Genèse : de « La Pionera » à une « sculpture habitable »
L’histoire de Casapueblo débute en 1958 lorsque Carlos Páez Vilaró acquiert un petit terrain sur les falaises de Punta Ballena. Il y installe une première construction rudimentaire, baptisée La Pionera. Ce simple refuge en bois, assemblé avec des planches récupérées sur la côte, servait d’atelier d’été et de lieu de retraite créative. À cette époque, Vilaró revenait d’un long séjour en Afrique et en Europe, où il avait découvert des architectures vernaculaires construites avec peu de moyens mais capables de dialoguer avec le paysage et la lumière. Cette expérience influencera durablement sa vision artistique.
Peu à peu, La Pionera se transforme et s’agrandit par ajouts successifs. Vilaró ne suit aucun plan architectural : il construit à l’instinct, en modelant murs, voûtes et terrasses comme il sculpte l’argile. Les volumes se développent organiquement, étage après étage, autour de patios et de passages étroits qui épousent la pente naturelle du terrain. L’artiste explique alors vouloir créer « une sculpture que l’on puisse habiter », un lieu façonné par la main. Pendant 36 ans, Casapueblo évolue ainsi comme une œuvre vivante, ouverte, en permanente mutation, jusqu’à devenir l’icône architecturale qu’elle est aujourd’hui.

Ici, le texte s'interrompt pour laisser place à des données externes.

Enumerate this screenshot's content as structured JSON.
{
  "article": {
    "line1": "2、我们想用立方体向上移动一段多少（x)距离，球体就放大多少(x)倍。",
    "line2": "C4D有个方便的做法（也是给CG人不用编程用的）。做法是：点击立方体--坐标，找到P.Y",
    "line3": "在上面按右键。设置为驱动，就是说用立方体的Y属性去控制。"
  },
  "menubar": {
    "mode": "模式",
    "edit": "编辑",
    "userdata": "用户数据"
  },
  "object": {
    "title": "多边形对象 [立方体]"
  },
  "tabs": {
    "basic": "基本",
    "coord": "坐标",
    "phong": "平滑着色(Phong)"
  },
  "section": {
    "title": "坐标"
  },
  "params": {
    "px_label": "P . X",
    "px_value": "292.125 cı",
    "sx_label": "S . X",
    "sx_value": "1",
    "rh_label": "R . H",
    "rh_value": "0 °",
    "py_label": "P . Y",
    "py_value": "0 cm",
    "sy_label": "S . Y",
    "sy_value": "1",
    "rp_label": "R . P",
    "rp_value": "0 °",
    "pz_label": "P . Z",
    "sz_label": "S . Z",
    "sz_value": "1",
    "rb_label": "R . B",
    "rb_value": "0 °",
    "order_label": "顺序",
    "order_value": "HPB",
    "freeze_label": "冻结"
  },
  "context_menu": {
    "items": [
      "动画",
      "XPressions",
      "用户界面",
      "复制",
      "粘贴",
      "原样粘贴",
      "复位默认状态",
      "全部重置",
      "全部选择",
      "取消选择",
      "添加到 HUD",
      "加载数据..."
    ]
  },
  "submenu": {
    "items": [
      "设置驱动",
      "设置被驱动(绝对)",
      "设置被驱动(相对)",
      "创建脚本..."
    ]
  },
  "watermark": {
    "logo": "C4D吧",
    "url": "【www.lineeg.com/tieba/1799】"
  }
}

Influences formelles : Méditerranée et nid de hornero
À première vue, Casapueblo rappelle l’architecture méditerranéenne traditionnelle, notamment celle des maisons blanches des Cyclades grecques. Le blanc vif des façades évoque Santorin, et les murs arrondis et les terrasses étagées rappellent les villages accrochés aux falaises de la mer Égée. Carlos Páez Vilaró admirait ces constructions où l’architecture dialogue avec le paysage. Il partageait cette même recherche d’union entre forme bâtie, lumière et horizon maritime. Cependant, il refusait que l’on réduise son œuvre à une imitation de la Méditerranée, soulignant que son inspiration était plus intuitive que stylistique.
L’artiste revendiquait par ailleurs une référence enracinée dans la culture uruguayenne : le nid du hornero (Furnarius rufus), oiseau national présent dans toute la pampa du Río de la Plata. Cet oiseau construit des abris en forme de four en terre crue mêlée de fibres végétales, avec des ouvertures orientées en fonction du vent dominant. Vilaró voyait dans ce geste naturel un modèle d’architecture organique et poétique. Casapueblo reprend cette logique instinctive : absence de lignes droites, volumes modelés comme de l’argile, assemblages progressifs, forme protectrice tournée vers l’extérieur. L’édifice ne copie pas un style, il adopte un langage architectural sensible, façonné par la main plus que par la règle.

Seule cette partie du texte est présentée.